Welcome to the resource topic for 2022/1548
Title:
Trellis: Robust and Scalable Metadata-private Anonymous Broadcast
Authors: Simon Langowski, Sacha Servan-Schreiber, Srinivas Devadas
Abstract:Trellis is a mix-net based anonymous broadcast system with cryptographic security guarantees. Trellis can be used to anonymously publish documents or communicate with other users, all while assuming full network surveillance. In Trellis, users send messages through a set of servers in successive rounds. The servers mix and post the messages to a public bulletin board, hiding which users sent which messages.
Trellis hides all network metadata, remains robust to changing network conditions, guarantees availability to honest users, and scales with the number of mix servers. Trellis provides three to five orders of magnitude faster performance and better network robustness compared to Atom, the state-of-the-art anonymous broadcast system with a comparable threat model.

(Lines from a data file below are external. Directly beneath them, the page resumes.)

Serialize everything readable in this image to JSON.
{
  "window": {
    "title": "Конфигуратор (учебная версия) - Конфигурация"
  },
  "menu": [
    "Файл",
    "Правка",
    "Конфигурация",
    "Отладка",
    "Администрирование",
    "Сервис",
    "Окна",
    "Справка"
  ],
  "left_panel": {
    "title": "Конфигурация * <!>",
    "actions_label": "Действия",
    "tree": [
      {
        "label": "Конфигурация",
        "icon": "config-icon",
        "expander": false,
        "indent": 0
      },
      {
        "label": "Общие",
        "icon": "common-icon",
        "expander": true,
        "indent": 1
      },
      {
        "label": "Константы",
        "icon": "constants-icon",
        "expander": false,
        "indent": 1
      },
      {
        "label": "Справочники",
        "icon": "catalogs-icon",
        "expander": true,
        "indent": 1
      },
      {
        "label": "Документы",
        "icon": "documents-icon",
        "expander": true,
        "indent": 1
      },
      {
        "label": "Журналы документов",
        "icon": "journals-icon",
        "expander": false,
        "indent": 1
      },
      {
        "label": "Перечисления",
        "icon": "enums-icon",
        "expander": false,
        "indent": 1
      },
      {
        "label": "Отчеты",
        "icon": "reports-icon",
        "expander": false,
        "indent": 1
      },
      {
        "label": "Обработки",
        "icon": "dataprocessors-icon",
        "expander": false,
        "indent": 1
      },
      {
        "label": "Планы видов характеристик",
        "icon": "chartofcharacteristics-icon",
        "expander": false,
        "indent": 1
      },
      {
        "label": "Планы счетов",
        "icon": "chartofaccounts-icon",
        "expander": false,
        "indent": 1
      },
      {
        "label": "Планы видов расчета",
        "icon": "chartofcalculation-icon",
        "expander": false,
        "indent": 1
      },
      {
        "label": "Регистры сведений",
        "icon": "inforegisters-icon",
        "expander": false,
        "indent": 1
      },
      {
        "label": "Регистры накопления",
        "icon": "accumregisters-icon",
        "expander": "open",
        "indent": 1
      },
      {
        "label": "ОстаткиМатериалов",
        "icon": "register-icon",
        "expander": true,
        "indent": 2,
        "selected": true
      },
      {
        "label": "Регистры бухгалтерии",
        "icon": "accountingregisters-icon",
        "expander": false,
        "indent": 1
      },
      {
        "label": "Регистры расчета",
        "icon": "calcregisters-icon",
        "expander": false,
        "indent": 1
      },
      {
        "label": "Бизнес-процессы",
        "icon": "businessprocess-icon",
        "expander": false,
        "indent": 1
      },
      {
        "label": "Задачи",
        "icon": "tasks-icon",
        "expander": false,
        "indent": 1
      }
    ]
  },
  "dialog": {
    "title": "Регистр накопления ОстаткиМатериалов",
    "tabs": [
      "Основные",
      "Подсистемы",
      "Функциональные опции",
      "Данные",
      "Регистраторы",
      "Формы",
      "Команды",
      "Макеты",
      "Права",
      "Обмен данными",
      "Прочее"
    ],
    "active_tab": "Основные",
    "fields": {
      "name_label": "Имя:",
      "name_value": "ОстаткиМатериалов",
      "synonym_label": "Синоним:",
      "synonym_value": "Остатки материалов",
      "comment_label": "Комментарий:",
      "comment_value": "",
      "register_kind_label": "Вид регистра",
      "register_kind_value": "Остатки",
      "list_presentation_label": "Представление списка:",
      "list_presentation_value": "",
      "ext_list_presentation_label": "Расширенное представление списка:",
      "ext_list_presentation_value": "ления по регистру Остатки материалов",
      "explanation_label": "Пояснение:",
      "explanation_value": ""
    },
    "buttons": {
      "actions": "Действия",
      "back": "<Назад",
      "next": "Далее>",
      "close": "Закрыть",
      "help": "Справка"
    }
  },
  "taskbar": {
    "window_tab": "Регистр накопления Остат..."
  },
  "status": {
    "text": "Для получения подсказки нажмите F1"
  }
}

In achieving these guarantees, Trellis contributes: (1) a simpler theoretical mixing analysis for a routing mix network constructed with a fraction of malicious servers, (2) anonymous routing tokens for verifiable random paths, and (3) lightweight blame protocols built on top of onion routing to identify and eliminate malicious parties.
We implement and evaluate Trellis in a networked deployment. With 128 servers, Trellis achieves a throughput of 320 bits per second. Trellis’s throughput is only 100 to 1000× slower compared to Tor (which has 6,000 servers and 2 million daily users) and is potentially deployable at a smaller “enterprise” scale. Our implementation is open-source.